High-level Nazi or not, General Wolff proved to be more an opportunist than a loyalist. He realized in early 1945 that despite Hitler’s promise of a secret weapon to win the war, the defeat of the Third Reich was inevitable. So, for weeks, a small group of Nazi SS officers in Italy who were loyal to him—Members of the Black Order, they called themselves—held clandestine meetings at his direction with Dulles’s men to discuss a possible surrender. Wolff’s motives were plain: he and his men saw in Dulles the chance, as one of them said, to “save their skins.”

This was a dangerous game for both sides. Wolff and his men faced execution if Hitler were to find out about their treasonous talks. Dulles, meanwhile, risked contravening the unambiguous declaration from FDR, Churchill, and Stalin at Casablanca two years earlier that the Allied powers would accept nothing less than an unconditional surrender from the Nazis. There could be no negotiated concessions from a regime as heinous as Hitler’s, and “the monstrous crimes of the Hitlerites” would not go unpunished, the Allied leaders had insisted. Stalin would no doubt be furious if he knew of the secret talks between the Americans and the Nazis. Officially, Dulles could offer Wolff nothing in return for his cooperation; no leniency, no immunity, nothing. Just the chance to surrender, with no official promises. But unofficially, it was clear that the conniving General Wolff saw Dulles as his best hope to escape the gallows for his war crimes.

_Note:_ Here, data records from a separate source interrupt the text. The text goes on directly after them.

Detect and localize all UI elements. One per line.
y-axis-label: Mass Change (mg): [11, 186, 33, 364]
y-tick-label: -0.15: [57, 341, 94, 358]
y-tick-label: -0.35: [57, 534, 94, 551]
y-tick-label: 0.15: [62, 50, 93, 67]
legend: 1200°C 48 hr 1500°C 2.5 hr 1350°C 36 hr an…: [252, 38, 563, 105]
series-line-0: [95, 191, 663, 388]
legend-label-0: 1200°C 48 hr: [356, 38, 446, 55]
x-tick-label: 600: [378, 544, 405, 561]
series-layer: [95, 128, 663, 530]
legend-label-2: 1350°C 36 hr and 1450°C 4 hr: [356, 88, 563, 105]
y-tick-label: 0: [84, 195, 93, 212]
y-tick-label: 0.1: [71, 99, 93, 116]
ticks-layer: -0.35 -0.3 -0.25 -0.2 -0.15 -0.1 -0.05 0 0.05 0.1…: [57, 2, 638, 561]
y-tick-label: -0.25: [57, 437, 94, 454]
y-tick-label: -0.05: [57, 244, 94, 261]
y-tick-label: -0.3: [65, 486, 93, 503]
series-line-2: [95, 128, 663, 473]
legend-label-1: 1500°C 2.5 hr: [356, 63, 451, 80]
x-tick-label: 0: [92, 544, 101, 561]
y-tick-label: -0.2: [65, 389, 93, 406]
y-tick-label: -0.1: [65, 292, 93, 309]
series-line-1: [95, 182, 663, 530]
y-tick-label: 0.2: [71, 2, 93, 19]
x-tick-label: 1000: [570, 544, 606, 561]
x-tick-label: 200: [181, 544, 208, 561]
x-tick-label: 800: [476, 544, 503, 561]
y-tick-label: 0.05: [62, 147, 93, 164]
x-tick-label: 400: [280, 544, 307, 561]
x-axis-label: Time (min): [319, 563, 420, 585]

Dulles had personally approved the secret meeting. “An intelligence officer should be free to talk to the Devil himself,”
he would later write, “if he could gain any useful knowledge for the conduct or the termination of the war.” For his part, Wolff was thrilled that Dulles had agreed to sit down with him. To prepare for the meeting, the Nazi general sent along a glowing curriculum vitae with his credentials, his wartime accomplishments with the Nazis, and even a list of character references.
Among them was Pope Pius XII, whom Wolff had met in Italy a year earlier. The documents represented what the Nazis called their
Persilscheine
, or “detergent,” meant to wipe clean the past. Wolff’s record needed scrubbing.

Although Dulles was impressed by the material, some Allied officers involved in preparing for the talks were repulsed at the very thought of meeting with Wolff and vowed indignantly that they would never shake hands with the Nazi general. Dulles held no such reservations. As they met that day in Zurich under heavy guard, the two men greeted each other warmly. Sitting around the fireplace, they discussed a few mutual acquaintances before turning to the prospects for a military surrender in Italy. Dulles had the right man, the general told him. “I control SS forces in Italy,” Wolff said, and he could get them to lay down their arms for him with the war all but ended.